The Rays and the FFJC believe that the State of Florida can do a lot of good — for lower income drivers, for law enforcement, for the state budget — by uncoupling driver license suspension from debt collection. There is even a bill being considered in the Florida Legislature that will start this process — Senate Bill 386/House Bill 557.
And lest our readers have concern that we are fanning partisan flames here, note that this bill has bipartisan support.
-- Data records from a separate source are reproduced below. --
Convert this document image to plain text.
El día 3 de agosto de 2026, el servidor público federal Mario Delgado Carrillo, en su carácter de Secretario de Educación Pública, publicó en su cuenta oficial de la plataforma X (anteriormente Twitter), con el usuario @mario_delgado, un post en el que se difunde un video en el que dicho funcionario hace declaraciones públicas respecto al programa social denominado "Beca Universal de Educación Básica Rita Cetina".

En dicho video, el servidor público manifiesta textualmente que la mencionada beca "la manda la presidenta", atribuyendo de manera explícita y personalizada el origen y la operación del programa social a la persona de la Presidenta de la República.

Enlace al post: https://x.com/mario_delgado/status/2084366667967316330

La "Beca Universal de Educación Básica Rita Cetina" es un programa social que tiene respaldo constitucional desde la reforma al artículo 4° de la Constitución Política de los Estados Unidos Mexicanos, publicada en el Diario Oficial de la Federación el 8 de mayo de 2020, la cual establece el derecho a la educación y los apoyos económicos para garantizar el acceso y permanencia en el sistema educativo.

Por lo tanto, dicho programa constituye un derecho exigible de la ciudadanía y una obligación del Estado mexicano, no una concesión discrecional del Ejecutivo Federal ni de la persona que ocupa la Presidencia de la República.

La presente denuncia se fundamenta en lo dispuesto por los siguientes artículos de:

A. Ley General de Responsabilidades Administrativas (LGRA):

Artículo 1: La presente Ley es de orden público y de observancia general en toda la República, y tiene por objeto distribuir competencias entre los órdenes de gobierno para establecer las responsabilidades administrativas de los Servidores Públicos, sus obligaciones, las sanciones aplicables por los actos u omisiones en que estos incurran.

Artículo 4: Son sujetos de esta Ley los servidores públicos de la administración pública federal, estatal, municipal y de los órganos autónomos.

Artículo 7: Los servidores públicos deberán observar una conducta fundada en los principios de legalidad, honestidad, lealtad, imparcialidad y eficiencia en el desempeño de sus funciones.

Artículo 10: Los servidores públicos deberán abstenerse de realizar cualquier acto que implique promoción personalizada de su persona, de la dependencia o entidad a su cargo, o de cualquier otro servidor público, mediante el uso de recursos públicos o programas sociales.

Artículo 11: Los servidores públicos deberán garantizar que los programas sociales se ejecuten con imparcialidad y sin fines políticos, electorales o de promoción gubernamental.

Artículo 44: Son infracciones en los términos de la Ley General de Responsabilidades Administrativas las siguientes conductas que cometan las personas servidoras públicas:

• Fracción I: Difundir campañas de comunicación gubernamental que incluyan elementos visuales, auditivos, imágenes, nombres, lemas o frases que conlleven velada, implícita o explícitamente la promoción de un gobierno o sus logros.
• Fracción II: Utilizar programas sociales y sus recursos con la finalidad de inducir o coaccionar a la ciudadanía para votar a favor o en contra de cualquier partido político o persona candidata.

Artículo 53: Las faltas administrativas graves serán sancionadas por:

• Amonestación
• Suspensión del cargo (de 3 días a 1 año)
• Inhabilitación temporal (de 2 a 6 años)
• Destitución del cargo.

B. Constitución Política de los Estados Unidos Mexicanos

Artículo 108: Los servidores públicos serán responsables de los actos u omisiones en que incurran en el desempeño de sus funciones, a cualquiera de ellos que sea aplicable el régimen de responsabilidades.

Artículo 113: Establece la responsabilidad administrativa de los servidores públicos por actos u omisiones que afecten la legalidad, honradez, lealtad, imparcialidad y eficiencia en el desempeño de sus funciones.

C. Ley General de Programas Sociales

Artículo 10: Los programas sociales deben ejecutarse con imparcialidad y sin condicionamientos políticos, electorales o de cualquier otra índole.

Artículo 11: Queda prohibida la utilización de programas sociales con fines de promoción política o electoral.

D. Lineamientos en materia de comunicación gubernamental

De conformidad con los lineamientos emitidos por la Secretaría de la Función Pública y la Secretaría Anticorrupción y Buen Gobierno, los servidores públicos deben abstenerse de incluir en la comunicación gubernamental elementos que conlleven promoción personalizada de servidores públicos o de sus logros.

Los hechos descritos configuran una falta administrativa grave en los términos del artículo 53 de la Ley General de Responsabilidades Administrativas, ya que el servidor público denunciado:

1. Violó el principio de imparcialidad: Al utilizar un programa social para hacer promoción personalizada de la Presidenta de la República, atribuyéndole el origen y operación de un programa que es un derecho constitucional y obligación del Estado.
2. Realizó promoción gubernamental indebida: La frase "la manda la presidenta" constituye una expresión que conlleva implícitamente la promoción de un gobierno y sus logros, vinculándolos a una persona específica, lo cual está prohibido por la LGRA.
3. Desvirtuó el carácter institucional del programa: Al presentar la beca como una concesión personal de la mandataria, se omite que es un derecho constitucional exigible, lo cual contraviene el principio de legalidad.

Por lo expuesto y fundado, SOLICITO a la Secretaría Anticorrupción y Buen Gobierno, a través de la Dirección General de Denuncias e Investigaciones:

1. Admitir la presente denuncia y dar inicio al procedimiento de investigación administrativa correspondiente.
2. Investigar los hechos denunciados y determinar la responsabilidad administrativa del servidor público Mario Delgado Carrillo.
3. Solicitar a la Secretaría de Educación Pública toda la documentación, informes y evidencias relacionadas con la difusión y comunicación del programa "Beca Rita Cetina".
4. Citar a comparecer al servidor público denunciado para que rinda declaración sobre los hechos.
Here’s the full list of supporters as of March 3, 2021:
Driving for Success Campaign Supporters
- ACLU – Florida
- Advancement Project
- Americans for Prosperity – Florida
- Associated Industries of Florida (AIF)
- Chainless Change
- Community Network Solution
- Community Spring
- Florida Cares
- Florida Justice Institute
- Florida Policy Institute
- Florida Retail Federation
- Florida Rights Restoration Coalition (FRRC)
- Florida Rising
- Florida Truckers Association
- Foundation for Government Accountability
- FRESHforce – A Program of Feeding Tampa Bay
- Gainesville 4 All
- Greater Orlando NOW
- Grover Norquist, Americans for Tax Reform
- Hillsborough County Commissioners (view resolution in support)
- HOPE Public Interest Resource Center at Miami Law
- Human Rights Defense Center
- Lakewood Organic
- LatinoJustice PRLDEF
- Law Enforcement Action Partnership
- Law Offices of the Public Defender, 11th Judicial Circuit of Florida
- Law Offices of the Public Defender, 13th Judicial Circuit of Florida
- League of Women Voters of Alachua County, Social & Criminal Justice Committee
- Miami-Dade County Commissioners
- National Lawyers Guild
- Operation New Hope
- Pinellas County Ex-Offender Re-Entry Coalition
- R Street Institute
- Responsible Business Initiative
- Southern Legal Counsel
- Southern Poverty Law Center Action Fund
- Tallahassee Veterans Legal Collaborative
- Tampa Bay Rays
- Tampa Bay Rowdies
- Tampa City Council (view resolution in support)
- The End Recidivism Project Extreme
- The Dream Foundation, Inc.
- The Institute for Justice
- The Social Justice Advocacy Program at Stetson University College of Law
- UNITE Pinellas
- VoteRiders Tampa Bay
People of all political preferences can surely agree that Florida’s drivers license suspension policies fail the test of equity and the test of common sense.
The Rays, like many sports teams, have a charitable presence in the community, supporting scholarships, upgrading little league fields, and supporting food drives. But the Rays have always gone a step further, putting some thought into community issues that other teams might overlook, from voter registration to commemoration of victims of racial violence.
This is another instance where the team is lending its megaphone to a worthy effort that might not normally be visible to its fans.